わたしは玉垂命を四世紀から六世紀にかけての九州王朝(倭国)の王の別名(襲名)と考えていましたので(注③)、男性と理解していました。ところがわたしの父(正敏)が、生前に「大善寺(玉垂命)の神様は女子(おなご)の神様と聞いちょるけどな」と話していたことが気になっていましたので、古賀壽先生にたずねたところ、『筑後国神名帳』に「玉垂媛」とあるとのことで、同高良大社本のコピーをいただきました。それによると、三潴郡の「正六位上四十四前」の段に「玉垂媛神」とあるのですが、「媛」の字が不鮮明で、見方によっては「髟」にも見えました。そこで、本当に「媛」なのでしょうかと確認したところ、古賀壽先生は「媛」の字に間違いないと断言されました。しかし、わたしは半信半疑のままで今日に至ったのでした。
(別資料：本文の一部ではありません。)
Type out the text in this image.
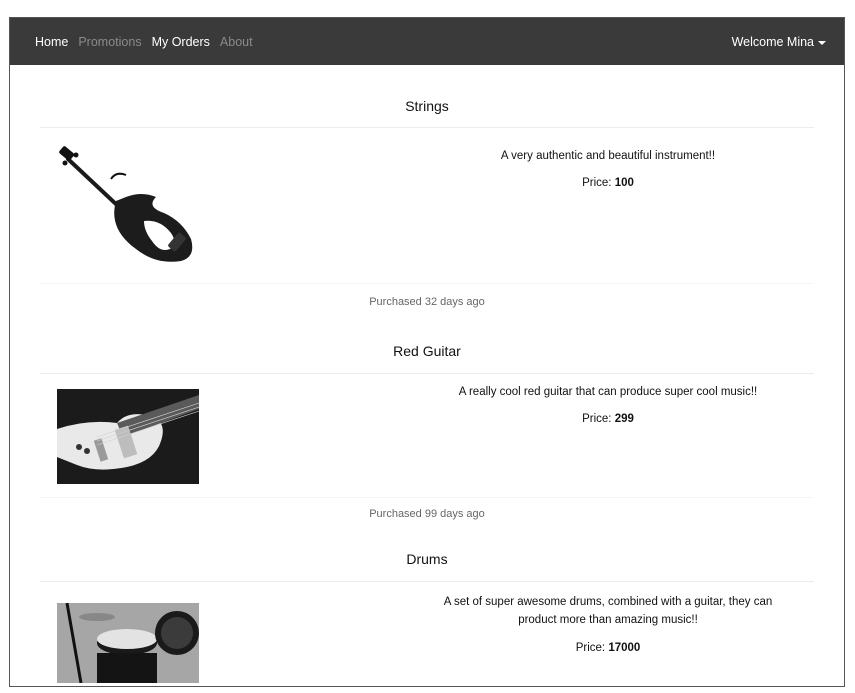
Home Promotions My Orders About	Welcome Mina
Strings
A very authentic and beautiful instrument!!
Price: 100
Purchased 32 days ago
Red Guitar
A really cool red guitar that can produce super cool music!!
Price: 299
Purchased 99 days ago
Drums
A set of super awesome drums, combined with a guitar, they can product more than amazing music!!
Price: 17000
同コピーが見つかったのも何かの御縁と思い、改めて他の写本を調査しました。国会図書館本がデジタルアーカイブで閲覧できたので精査したところ、古賀壽先生のご意見通り「玉垂媛神」とありました。しかも、国会図書館本と高良大社本を比較したところ、「玉垂媛神」の次の行から高良大社本に欠落があることがわかりました。国会図書館本の三頁分ほどが欠帳していたのです。この史料状況から、国会図書館本と高良大社本は異系統の写本であることがわかり、国会図書館本には明確に「玉垂媛神」とあることから、高良大社本のやや不鮮明な「媛」の字も、「媛」としてよいようです。
こうして、永年の疑問が氷解したのですが、それではこの「玉垂媛神」とは何者かという、新たな疑問が生じたのでした。(つづく)
(注)
①高良大社文化研究所元所長。
②『筑後国神名帳』高良大社所蔵本。10世紀に成立した『延喜式』に収録されている。